There's more, but they all are substantially similar in tone and substance. Every Kentucky player and coach agrees that Laettner should have been ejected. The rules today suggest he should have been ejected. I find it interesting that Mashburn essentially agrees with Larry Vaught's take that almost anyone else would have been ejected, but not the Duke star.

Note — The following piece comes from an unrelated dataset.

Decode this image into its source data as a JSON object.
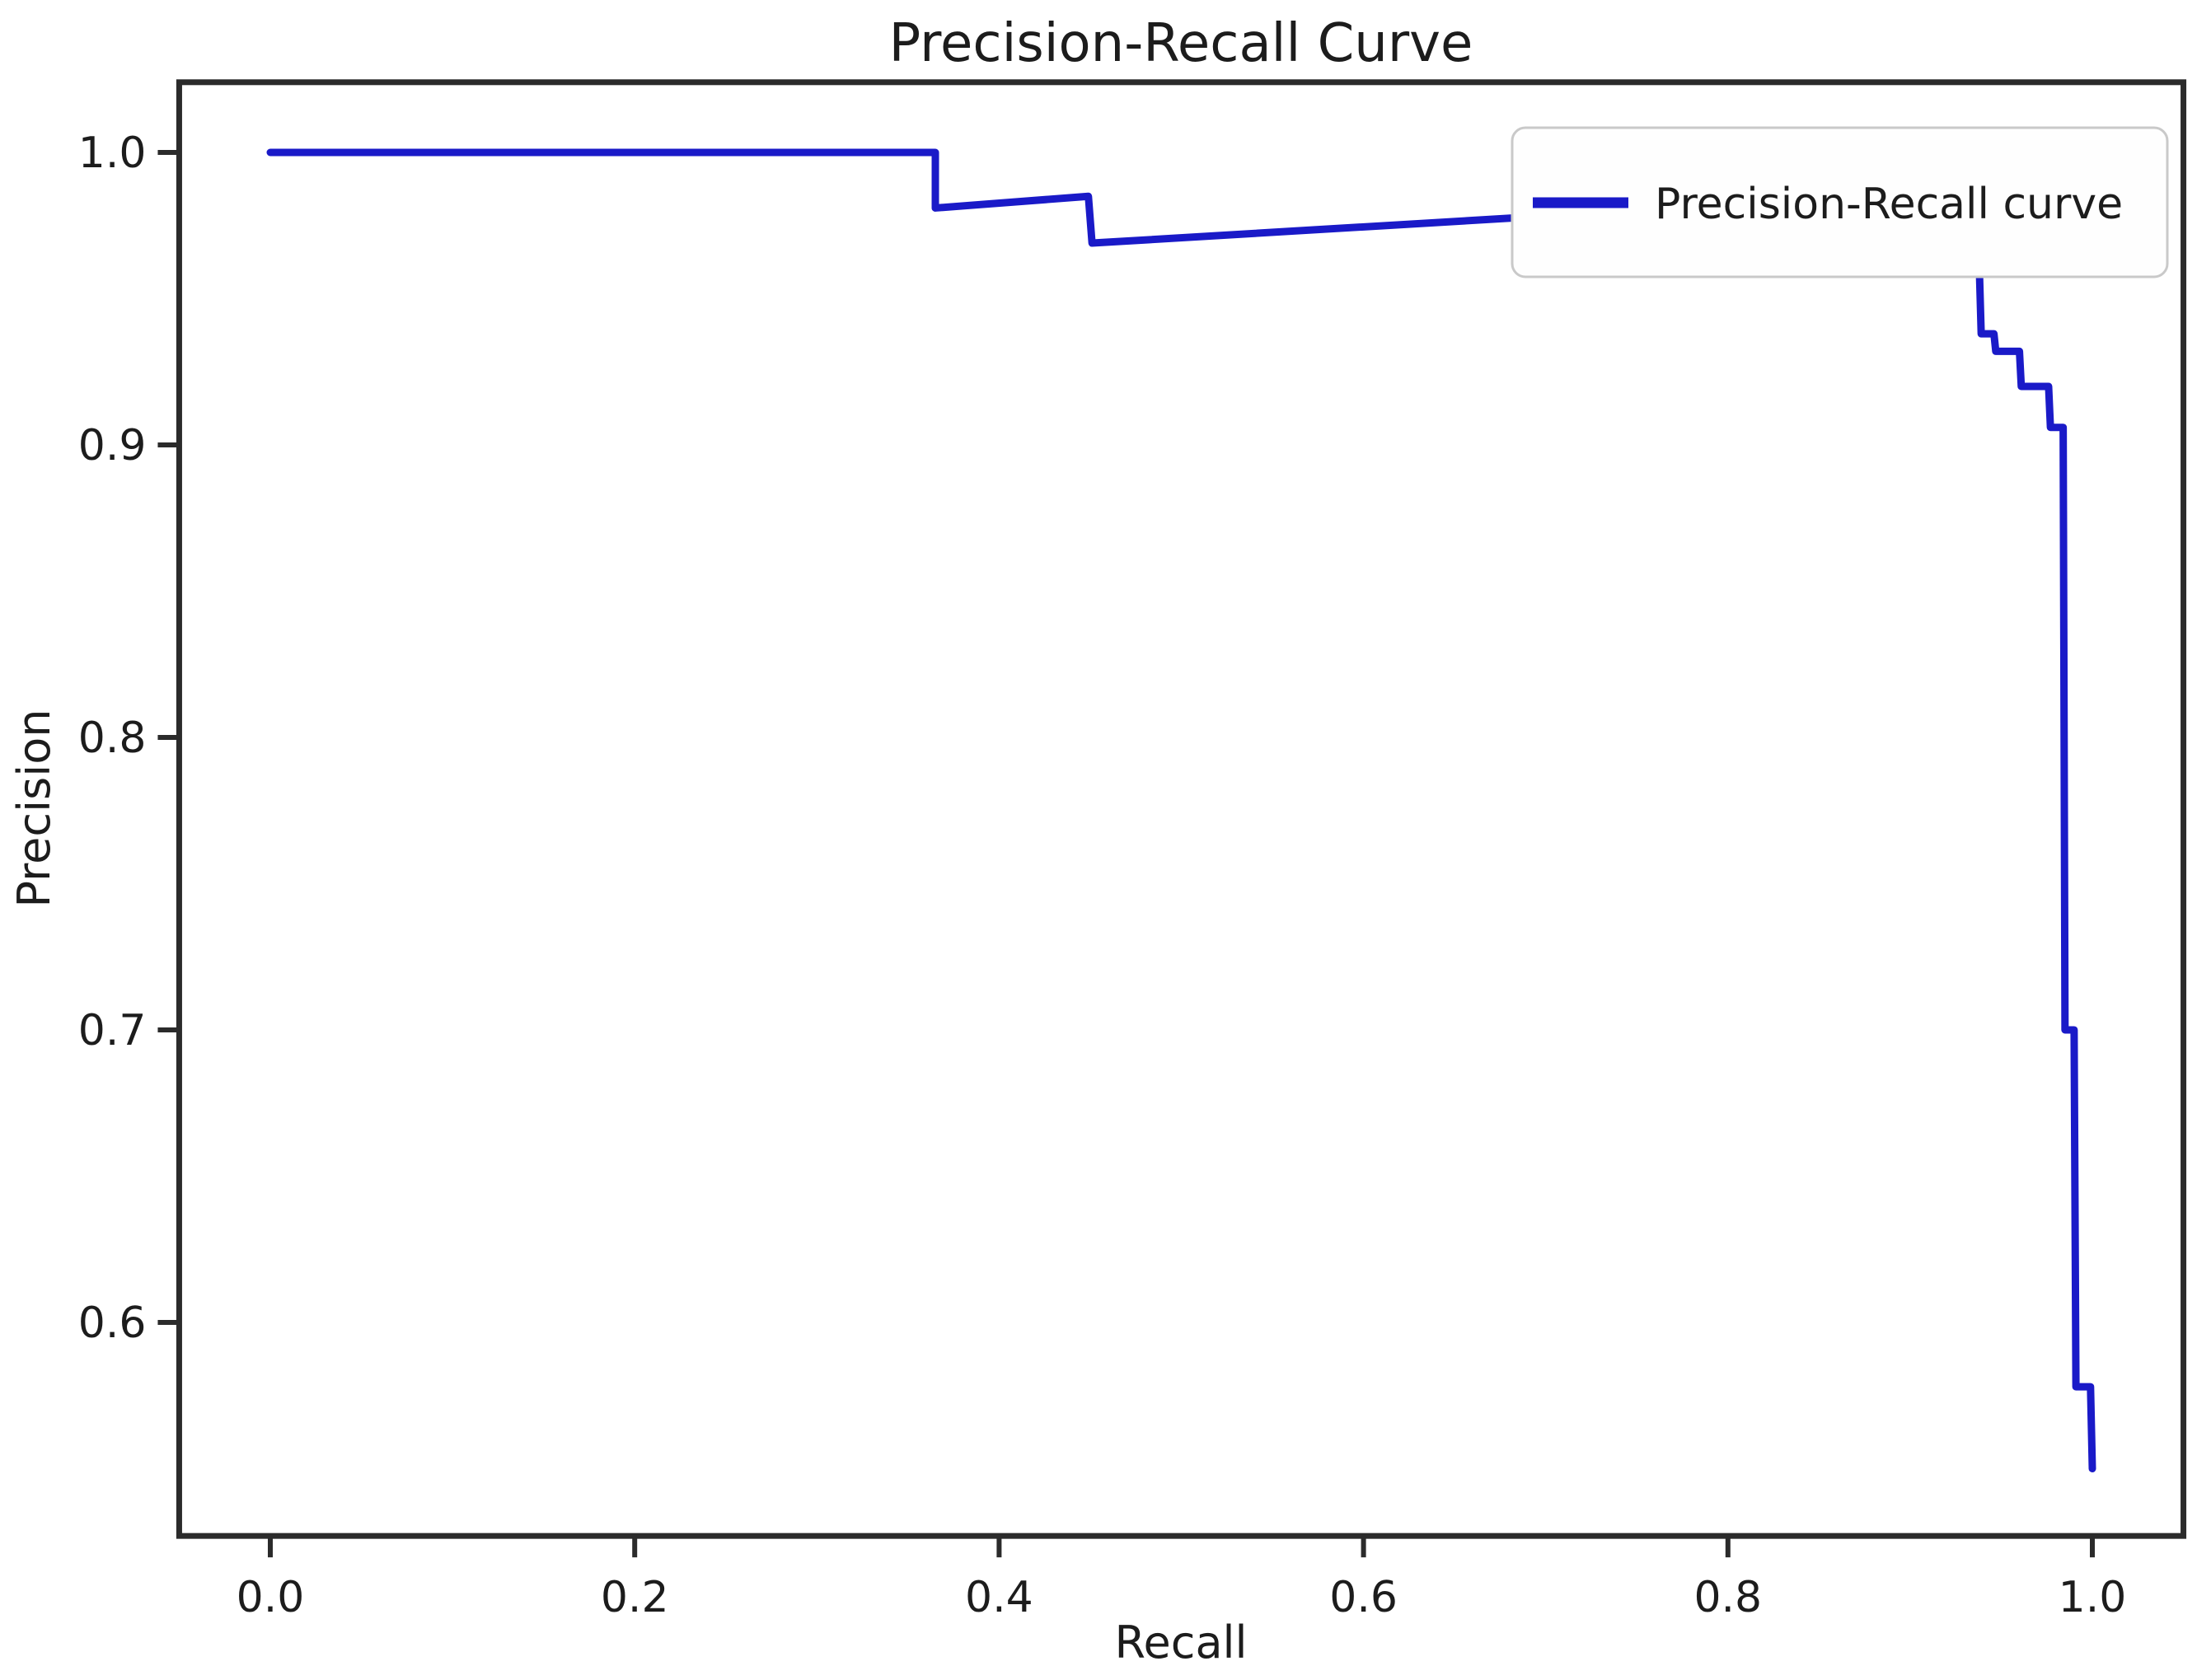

I think, though, there is a more important principle at stake here. Sports is about fair play and competition, and this was perhaps the most unsportsmanlike act ever committed in the game of college basketball that did not result in an injury. It is substantially similar, in my view, to deliberately striking another player in his genitals, and may be even worse, because Timberlake was completely defenseless from Laettner's assault.
So was it a stomp? I say, probably not. But it was, in it's essence, a kick (although not a hard or dangerous one), and kicking a man that's down is considered bad form even in a fistfight. It isn't even the fact that the incident was not intended to harm, but to intimidate -- in a way, that makes it all the more disturbing. Spurning someone with your foot while they are defenseless is a deadly, insufferable insult, and as Wojciechowski's book clearly points out, would have resulted in a knock-down, drag-out brawl if it had been anyone other than the pacifistic Timberlake.
My conclusion is that Laettner should have been ejected regardless of his status. Would his ejection have tragically damaged an immortal game in college basketball history? Yes, it would have, and that would have been one more unfortunate consequence of Laettner's misbehavior, albeit one that never happened.
With all that said, you can't turn back time. Defeating Duke with an ejected Laettner might have happened, but the interesting thing is that Kentucky's loss, and the way it happened, may have done more good for the UK program than a victory against a Laettner-less Duke team, which would have been an upset, but one that always carried an asterisk. That's somewhat the argument that Wojciechowski suggests in his book, and I have a feeling it may be right. We will never know for sure, though.
What I do know is that deliberately stepping on (but not injuring) a player who was down was a mistake, not a crime. No matter what, basketball history would be vastly different without "The Stomp" and its aftermath, and maybe even the worse for it not happening. Many Kentucky fans may never get over it, but I have. It was a long time ago, and who among us has not done something sinister that we wish we could take back when we were younger? That does not excuse what Laettner did, but it does provide a basis for putting it behind us. It would perhaps be easier if Laettner had simply apologized for the affair rather than constantly trying to excuse his conduct.
Sometimes the most unfortunate and nihilistic things make for the most delicious history. This is surely such a case.